Medications are often recommended as a treatment for fibromyalgia. These medicines are often separated into different classes based on how they work. They include:
• Pain relievers
• Antiseizure medicines
• Muscle relaxants
• and benzodiazepines
Within these classes, a few drugs have been approved specifically for the treatment of fibromyalgia, including serotonin-norepinephrine reuptake inhibitors (or SNRIs) and pregabalin. These drugs are believed to work by correcting the levels of certain chemicals, called neurotransmitters, from the spaces where communication between brain cells occurs. Neurotransmitters help brain cells relay messages to each other, and the right amount of neurotransmitters is needed for normal brain function. After neurotransmitters relay their message, they return to their "home" brain cell through a process called "reuptake."

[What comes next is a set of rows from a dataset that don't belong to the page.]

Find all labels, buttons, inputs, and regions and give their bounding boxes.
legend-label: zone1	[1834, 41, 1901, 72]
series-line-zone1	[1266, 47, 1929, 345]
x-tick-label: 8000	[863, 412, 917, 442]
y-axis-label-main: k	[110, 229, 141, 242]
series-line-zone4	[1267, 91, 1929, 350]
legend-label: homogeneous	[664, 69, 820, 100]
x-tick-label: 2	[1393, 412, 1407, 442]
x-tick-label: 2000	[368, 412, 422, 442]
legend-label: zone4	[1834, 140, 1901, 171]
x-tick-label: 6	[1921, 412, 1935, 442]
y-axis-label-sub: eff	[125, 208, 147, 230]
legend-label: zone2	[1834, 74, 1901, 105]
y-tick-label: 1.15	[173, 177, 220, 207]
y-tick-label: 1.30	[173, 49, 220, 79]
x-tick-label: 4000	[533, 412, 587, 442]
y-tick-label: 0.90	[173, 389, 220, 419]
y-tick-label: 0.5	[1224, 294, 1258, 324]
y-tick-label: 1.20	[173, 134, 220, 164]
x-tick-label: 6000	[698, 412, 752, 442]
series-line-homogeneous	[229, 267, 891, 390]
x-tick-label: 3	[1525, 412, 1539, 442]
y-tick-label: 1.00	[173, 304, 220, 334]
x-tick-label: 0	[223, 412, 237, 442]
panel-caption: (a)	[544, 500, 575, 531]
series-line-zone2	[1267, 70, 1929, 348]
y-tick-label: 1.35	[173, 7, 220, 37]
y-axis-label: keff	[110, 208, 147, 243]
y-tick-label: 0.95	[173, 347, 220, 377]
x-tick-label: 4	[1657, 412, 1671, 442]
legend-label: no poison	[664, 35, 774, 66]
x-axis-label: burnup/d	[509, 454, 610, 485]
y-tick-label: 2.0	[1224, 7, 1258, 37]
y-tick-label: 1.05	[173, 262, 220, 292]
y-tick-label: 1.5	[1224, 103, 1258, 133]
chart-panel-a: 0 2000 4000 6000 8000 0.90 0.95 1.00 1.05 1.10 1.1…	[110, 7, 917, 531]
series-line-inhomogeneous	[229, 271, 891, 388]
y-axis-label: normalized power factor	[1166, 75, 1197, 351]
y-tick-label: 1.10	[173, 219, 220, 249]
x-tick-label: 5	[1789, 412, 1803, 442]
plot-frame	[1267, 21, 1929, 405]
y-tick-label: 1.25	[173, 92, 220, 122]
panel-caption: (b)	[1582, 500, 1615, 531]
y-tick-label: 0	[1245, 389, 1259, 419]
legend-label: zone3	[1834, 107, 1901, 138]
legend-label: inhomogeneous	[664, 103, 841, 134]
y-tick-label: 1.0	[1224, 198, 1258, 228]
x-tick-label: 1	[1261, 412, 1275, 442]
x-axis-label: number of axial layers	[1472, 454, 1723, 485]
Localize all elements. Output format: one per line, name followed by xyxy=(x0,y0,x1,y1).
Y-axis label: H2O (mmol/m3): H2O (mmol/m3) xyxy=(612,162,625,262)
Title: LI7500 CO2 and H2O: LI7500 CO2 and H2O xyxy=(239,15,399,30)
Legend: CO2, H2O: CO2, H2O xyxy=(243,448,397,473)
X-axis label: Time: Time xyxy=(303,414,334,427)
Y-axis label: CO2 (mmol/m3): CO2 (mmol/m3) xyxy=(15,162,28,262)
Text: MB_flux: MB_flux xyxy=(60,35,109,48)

In people with fibromyalgia, there may not be enough of certain types of neurotransmitters, primarily serotonin and norepinephrine. SNRIs increase the availability of both serotonin and norepinephrine by blocking their reuptake. This means that more of each neurotransmitter is left in between the nerve cells to relay messages, thereby fixing the imbalance.
Another drug, pregabalin, though not yet fully understood, is thought to work in a different way. By modifying the release of neurotransmitters, pregabalin may work to calm overactive nerve cells in the brain and spinal cord.
When the levels of neurotransmitters are corrected, fibromyalgia symptoms often improve.